Bis auf den Niederschlag blieben die Monatswerte typisch für den Juni. Betrachten wir die Durchschnittstemperatur von 12,8 Grad in Kalterherberg, 13,6 Grad in Simmerath-Strauch und 15,7 Grad in Alsdorf-Warden, dann zeigen sich nur geringe negative Abweichungen (-0,2 bis -0,6 Grad) vom Langzeitwert. Kühlere Phasen und eine Hitzewelle glichen sich zwar aus, stellten uns aber gleichzeitig auf eine Geduldsprobe beim Sommerwetter.

Am 3. Juni und 26. Juni gab es erstaunlich späte Bodenfröste in den Nordeifeltälern (wie z.B. im Rurtal bei Kalterherberg). Örtlich wurden im Nationalpark die niedrigsten Werte seit 40 Jahren beobachtet.

Es folgte am 18. und 19. des Monats ein erstes kurzes Gastspiel des Juni-Sommers mit Temperaturen über 31 Grad und kaum zu ertragender Schwüle. Spitzenreiter bei den bisher wärmsten Tagen des Jahres 2013 war im Flachland der Raum Aachen mit 32 Grad und im Raum Monschau die Station Höfen mit 31,2 Grad (auch in Mützenich noch 28,4 Grad).

Temperatursturz

Ein Temperatursturz setzte der Hitze danach ein jähes, aber sehr angenehmes Ende. Mit acht Sommertagen über 25 Grad in den Niederungen des Kreises Aachen und drei Sommertagen auf den Bergen lag der Juni voll im Soll.

Auch beim Sonnenschein zeigte sich der erste Sommermonat ausgeglichen. Die Summen waren allerdings durch die Gewitter untypisch verteilt: Schöneseiffen 198 Stunden, Mützenich und Alsdorf 193 Stunden, Kalterherberg 166 und der Raum Aachen-Orsbeck mit nur 162 Stunden.

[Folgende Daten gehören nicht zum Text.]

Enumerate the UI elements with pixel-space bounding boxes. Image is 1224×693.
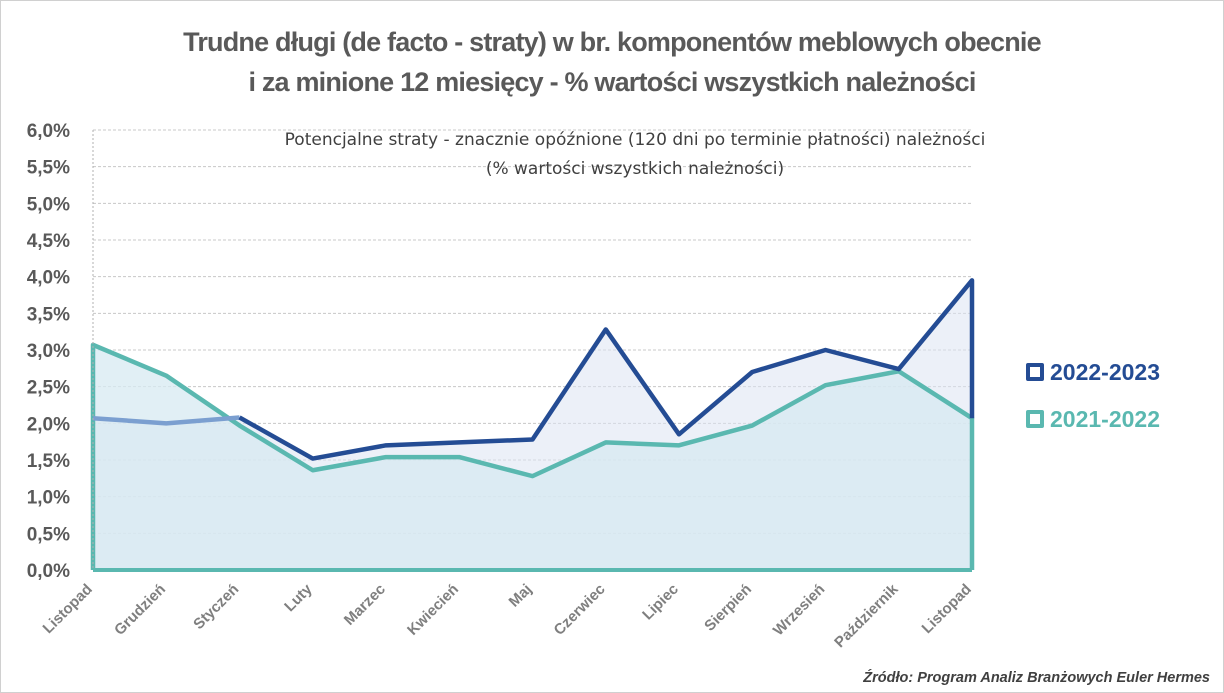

Anders als in Sachsen und Bayern lieferten in der Eifel die wenigen Gewitter die großen Regenmengen. Es gab erhebliche Unterschiede durch die beiden Gewitter am 20. Juni. Innerhalb von 24 Stunden fielen im Nordeifelraum zwischen der Oleftalsperre und Roetgen 30-60 l/qm, hier einige Beispiele: Hellenthal 61 Liter, Perlenbachtalsperre 54 Liter, Mützenich 48 Liter, Höfen 41 Liter, Strauch 32 Liter, Kalterherberg 30 Liter und Aachen 32 l/qm.

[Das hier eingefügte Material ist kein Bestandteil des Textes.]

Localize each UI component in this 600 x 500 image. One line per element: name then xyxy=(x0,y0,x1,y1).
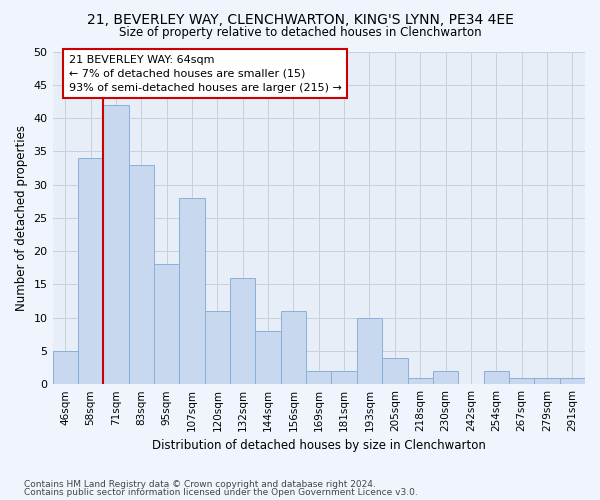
Bar xyxy=(357,318,382,384)
Bar xyxy=(154,264,179,384)
Bar xyxy=(78,158,103,384)
Text: Contains public sector information licensed under the Open Government Licence v3: Contains public sector information licen… xyxy=(24,488,418,497)
Bar xyxy=(256,331,281,384)
Text: 21 BEVERLEY WAY: 64sqm
← 7% of detached houses are smaller (15)
93% of semi-deta: 21 BEVERLEY WAY: 64sqm ← 7% of detached … xyxy=(69,55,342,93)
X-axis label: Distribution of detached houses by size in Clenchwarton: Distribution of detached houses by size … xyxy=(152,440,486,452)
Bar xyxy=(103,104,128,384)
Bar xyxy=(509,378,534,384)
Text: Size of property relative to detached houses in Clenchwarton: Size of property relative to detached ho… xyxy=(119,26,481,39)
Bar xyxy=(306,371,331,384)
Bar xyxy=(534,378,560,384)
Bar xyxy=(205,311,230,384)
Bar xyxy=(53,351,78,384)
Bar xyxy=(433,371,458,384)
Bar xyxy=(382,358,407,384)
Bar xyxy=(407,378,433,384)
Y-axis label: Number of detached properties: Number of detached properties xyxy=(15,125,28,311)
Bar xyxy=(484,371,509,384)
Bar xyxy=(128,164,154,384)
Bar xyxy=(179,198,205,384)
Text: 21, BEVERLEY WAY, CLENCHWARTON, KING'S LYNN, PE34 4EE: 21, BEVERLEY WAY, CLENCHWARTON, KING'S L… xyxy=(86,12,514,26)
Bar xyxy=(281,311,306,384)
Bar xyxy=(560,378,585,384)
Bar xyxy=(230,278,256,384)
Text: Contains HM Land Registry data © Crown copyright and database right 2024.: Contains HM Land Registry data © Crown c… xyxy=(24,480,376,489)
Bar xyxy=(331,371,357,384)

Die Monatssummen des Niederschlags schwankten zwischen 70 l/qm in Aachen und 158 l/qm in Kalterherberg. Damit wurde vor allem in den Höhengebieten die Mittelwerte um 20-50 übertroffen (Kalterherberg sogar +68 ).

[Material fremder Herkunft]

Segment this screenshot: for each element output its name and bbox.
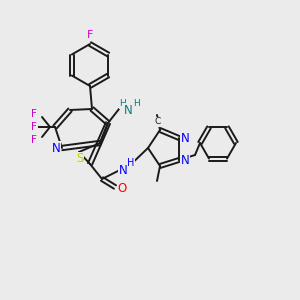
Text: N: N [124, 103, 132, 116]
Text: F: F [31, 122, 37, 132]
Text: H: H [127, 158, 135, 168]
Text: C: C [155, 118, 161, 127]
Text: F: F [31, 135, 37, 145]
Text: N: N [118, 164, 127, 178]
Text: N: N [52, 142, 60, 154]
Text: O: O [117, 182, 127, 194]
Text: N: N [181, 131, 189, 145]
Text: H: H [120, 100, 126, 109]
Text: F: F [87, 30, 93, 40]
Text: H: H [134, 100, 140, 109]
Text: S: S [76, 152, 84, 166]
Text: N: N [181, 154, 189, 166]
Text: F: F [31, 109, 37, 119]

Jetzt Anfang Juli ist der Sommer richtig in Schwung gekommen. Nach der Siebenschläfer Regel muss der Luftdruck Anfang Juli (6.-10.) über 1025 hPa liegen damit der Hochsommer in unserer Region anhaltend schön bleibt. Diese Voraussetzungen sind erfüllt und die Aussichten zeigen auch weiterhin trockenes, nicht zu heißes Sommerwetter.